13. A diagnostic strip (1) for determining the amount of hydrogen peroxide according to claim 12, characterized in that the activity of peroxidase in the reagent applied to reaction zone (R1) is 3.0-100.0 KU/l and the concentration of o-Phenylenediamine in the reagent is 5-25 mM.

14. A diagnostic strip (1) for determining the amount of sarcosine according to claim 12, characterized in that the activity of peroxidase in the reagent applied to reaction zone (R1) is 1.0-100.0 KU/l, the concentration of o-Phenylenediamine is 5-25 mM and the reagent applied to reaction zone (R1) further contains sarcosine oxidase with an activity of 1.0-20.0 KU/l and phenol at a concentration of 1.0-20.0 mM.

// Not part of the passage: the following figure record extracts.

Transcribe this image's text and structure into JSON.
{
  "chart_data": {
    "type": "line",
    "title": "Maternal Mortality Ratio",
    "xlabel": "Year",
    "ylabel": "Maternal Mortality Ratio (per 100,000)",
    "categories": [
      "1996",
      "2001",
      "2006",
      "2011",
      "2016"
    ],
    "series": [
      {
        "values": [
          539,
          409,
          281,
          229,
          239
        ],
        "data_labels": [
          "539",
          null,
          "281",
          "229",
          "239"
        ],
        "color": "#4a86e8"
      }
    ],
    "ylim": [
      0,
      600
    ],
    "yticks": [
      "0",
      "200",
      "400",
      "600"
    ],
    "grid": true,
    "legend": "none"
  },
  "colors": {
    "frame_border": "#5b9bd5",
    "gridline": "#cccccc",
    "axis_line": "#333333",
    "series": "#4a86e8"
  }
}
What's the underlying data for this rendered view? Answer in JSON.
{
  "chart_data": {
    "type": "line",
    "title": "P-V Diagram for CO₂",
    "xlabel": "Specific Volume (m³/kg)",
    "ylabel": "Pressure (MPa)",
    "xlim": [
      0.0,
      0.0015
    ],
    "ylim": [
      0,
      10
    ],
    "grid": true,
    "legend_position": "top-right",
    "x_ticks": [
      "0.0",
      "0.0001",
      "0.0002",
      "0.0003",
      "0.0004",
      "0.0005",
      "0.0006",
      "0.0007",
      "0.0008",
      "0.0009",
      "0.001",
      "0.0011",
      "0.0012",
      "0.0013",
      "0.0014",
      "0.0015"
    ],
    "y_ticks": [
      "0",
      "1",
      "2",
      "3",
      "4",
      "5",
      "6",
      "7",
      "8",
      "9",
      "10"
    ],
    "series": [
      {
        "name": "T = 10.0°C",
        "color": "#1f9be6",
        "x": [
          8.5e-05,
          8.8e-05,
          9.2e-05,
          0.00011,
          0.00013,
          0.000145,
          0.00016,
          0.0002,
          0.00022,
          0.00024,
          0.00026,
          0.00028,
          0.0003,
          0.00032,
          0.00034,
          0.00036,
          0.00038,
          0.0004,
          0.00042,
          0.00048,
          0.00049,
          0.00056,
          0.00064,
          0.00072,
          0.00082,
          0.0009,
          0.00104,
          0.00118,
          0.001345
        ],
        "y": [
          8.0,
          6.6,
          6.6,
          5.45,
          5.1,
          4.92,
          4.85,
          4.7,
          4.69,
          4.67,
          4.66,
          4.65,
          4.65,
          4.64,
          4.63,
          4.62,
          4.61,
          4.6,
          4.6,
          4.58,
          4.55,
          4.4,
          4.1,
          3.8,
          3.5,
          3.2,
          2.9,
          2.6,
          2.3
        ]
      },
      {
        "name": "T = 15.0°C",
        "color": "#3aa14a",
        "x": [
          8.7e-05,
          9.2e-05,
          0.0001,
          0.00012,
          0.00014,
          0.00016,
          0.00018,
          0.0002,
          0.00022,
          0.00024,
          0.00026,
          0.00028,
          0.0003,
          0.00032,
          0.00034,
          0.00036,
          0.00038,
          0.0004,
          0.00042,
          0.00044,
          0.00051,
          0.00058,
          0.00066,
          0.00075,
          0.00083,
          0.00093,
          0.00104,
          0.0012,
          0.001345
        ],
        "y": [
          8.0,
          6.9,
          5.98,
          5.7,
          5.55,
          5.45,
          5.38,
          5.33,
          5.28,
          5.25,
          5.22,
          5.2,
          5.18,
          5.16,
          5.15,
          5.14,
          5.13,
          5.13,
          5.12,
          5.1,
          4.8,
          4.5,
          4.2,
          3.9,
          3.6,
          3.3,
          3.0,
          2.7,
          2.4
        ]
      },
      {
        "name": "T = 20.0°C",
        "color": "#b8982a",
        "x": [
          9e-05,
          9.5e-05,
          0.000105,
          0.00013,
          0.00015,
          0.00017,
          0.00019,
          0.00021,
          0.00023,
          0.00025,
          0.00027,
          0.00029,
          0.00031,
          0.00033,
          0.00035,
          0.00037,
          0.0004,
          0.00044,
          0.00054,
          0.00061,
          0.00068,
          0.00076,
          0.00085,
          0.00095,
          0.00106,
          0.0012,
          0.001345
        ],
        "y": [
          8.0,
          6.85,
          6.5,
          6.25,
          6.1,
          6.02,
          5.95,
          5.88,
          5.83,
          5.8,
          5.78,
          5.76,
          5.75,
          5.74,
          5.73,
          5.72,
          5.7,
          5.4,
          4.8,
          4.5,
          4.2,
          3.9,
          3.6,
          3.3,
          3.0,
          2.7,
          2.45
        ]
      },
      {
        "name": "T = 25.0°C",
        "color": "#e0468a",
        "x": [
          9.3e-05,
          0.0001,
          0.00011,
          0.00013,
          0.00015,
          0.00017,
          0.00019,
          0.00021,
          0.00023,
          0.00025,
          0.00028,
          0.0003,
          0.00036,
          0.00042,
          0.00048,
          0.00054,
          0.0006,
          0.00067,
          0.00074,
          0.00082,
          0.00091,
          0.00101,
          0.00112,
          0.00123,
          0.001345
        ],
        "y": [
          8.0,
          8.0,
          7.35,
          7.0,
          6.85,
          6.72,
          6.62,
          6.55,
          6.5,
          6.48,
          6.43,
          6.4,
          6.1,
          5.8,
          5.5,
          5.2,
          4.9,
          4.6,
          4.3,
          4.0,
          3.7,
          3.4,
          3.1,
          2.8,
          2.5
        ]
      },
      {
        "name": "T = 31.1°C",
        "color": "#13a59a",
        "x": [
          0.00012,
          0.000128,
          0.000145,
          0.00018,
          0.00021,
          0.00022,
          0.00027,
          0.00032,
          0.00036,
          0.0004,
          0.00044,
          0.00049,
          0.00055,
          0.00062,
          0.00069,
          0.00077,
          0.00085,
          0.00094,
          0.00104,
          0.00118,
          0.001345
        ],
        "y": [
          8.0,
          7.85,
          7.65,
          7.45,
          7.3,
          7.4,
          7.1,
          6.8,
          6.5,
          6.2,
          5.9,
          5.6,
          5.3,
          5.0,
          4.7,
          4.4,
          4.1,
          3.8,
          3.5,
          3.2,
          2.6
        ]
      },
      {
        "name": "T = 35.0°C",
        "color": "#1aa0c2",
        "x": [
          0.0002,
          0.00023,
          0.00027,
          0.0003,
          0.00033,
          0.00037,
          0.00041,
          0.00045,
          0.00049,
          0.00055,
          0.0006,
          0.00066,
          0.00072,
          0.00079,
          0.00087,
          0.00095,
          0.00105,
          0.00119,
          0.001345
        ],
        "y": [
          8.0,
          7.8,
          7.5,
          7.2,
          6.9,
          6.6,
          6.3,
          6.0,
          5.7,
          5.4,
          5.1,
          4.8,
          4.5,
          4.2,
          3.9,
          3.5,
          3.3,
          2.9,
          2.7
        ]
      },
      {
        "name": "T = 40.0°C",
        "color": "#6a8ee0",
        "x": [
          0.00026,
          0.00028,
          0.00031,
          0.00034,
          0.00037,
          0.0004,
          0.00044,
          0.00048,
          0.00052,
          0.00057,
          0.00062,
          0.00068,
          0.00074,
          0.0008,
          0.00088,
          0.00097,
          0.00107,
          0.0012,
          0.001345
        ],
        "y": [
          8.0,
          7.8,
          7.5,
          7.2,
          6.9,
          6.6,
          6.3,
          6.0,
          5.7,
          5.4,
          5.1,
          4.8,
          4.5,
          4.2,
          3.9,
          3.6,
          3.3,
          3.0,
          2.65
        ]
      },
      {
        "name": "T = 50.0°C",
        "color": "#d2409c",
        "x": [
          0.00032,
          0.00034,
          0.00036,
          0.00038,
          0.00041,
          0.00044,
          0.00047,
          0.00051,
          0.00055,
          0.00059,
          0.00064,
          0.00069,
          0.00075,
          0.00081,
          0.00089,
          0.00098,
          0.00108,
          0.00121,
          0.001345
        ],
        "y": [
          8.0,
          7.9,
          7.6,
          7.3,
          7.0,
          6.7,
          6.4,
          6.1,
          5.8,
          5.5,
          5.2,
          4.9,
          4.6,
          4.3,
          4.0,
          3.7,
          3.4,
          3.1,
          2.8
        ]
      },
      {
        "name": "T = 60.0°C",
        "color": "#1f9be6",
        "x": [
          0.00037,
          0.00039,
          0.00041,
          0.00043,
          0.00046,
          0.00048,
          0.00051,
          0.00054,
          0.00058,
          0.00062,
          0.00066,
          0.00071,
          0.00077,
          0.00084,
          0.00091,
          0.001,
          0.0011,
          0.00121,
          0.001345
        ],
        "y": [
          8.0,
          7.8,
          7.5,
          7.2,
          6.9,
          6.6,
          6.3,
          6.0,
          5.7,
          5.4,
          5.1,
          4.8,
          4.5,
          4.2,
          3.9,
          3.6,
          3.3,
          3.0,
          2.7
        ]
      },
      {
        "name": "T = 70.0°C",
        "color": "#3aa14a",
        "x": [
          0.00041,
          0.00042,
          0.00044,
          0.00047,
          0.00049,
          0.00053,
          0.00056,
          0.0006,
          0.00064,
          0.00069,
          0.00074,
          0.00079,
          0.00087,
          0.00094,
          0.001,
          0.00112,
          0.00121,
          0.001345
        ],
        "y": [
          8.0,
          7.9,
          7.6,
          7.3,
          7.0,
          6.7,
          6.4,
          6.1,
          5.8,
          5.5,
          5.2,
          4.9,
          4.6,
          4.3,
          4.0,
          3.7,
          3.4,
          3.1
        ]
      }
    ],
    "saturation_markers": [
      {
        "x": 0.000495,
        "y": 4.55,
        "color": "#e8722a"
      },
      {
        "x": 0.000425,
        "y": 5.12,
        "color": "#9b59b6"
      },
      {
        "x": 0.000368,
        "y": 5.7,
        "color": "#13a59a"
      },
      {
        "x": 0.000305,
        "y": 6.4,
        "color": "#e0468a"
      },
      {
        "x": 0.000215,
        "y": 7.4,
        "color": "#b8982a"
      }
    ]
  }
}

15. A diagnostic strip (1) for determining the amount of sarcosine or hydrogen peroxide in a biological or environmental sample, consisting of a pad to which zones of an absorbent matrix are applied to conduct the test, characterized in that strip (1) has a width of (A) 0.4 cm and a length of (B) 4.0 cm, and at one end of the strip, sample zone (V) is applied of 0.5 cm in length, followed by reaction zone (R1) of 2.5 cm in length, to which reagent is applied containing peroxidase and ammonium salt of 2.2′-azino-bis(3-ethylbenzothiazoline-6) sulfonic acid; reaction zone (R1) is followed by detection zone (D) of 0.3 cm in length, and detection zone (D) is followed by beeswax zone (Z) of 0.7 cm in length, forming the other end of diagnostic strip (1).

16. A diagnostic strip (1) for determining the amount of hydrogen peroxide according to claim 15, characterized in that the activity of peroxidase in the reagent applied to reaction zone (R1) is 3.0-100.0 KU/l and the concentration of ammonium salt of 2.2′-azino-bis(3-ethylbenzothiazoline-6) sulfonic acid is 1.0-6.0 mM in the reagent.

17. A diagnostic strip (1) for determining the amount of sarcosine according to claim 15, characterized in that the activity of peroxidase in the reagent applied to reaction zone (R1) is 1.0-100.0 KU/l, the concentration of ammonium salt of 2.2′-azino-bis(3-ethylbenzothiazoline-6) sulfonic acid is 1-6.0 mM; the reagent applied to reaction zone (R1) further contains sarcosine oxidase with an activity of 1.0-20.0 KU/l and phenol at a concentration of 1.0-20.0 mM.

18. A diagnostic strip (1) according to claim 1, characterized in that the pad of the diagnostic strip is made of a plastic film, paper or metal material.

19. A diagnostic strip (1) according to claim 1, characterized in that the absorbent matrix is made of filtration paper, cellulosic or plastic material.

20. A diagnostic strip (1) according to claim 1, characterized in that the biological sample is human urine, serum, plasma or sperm.

21. A diagnostic strip (1) according to claim 1, characterized in that the environmental sample is pool water.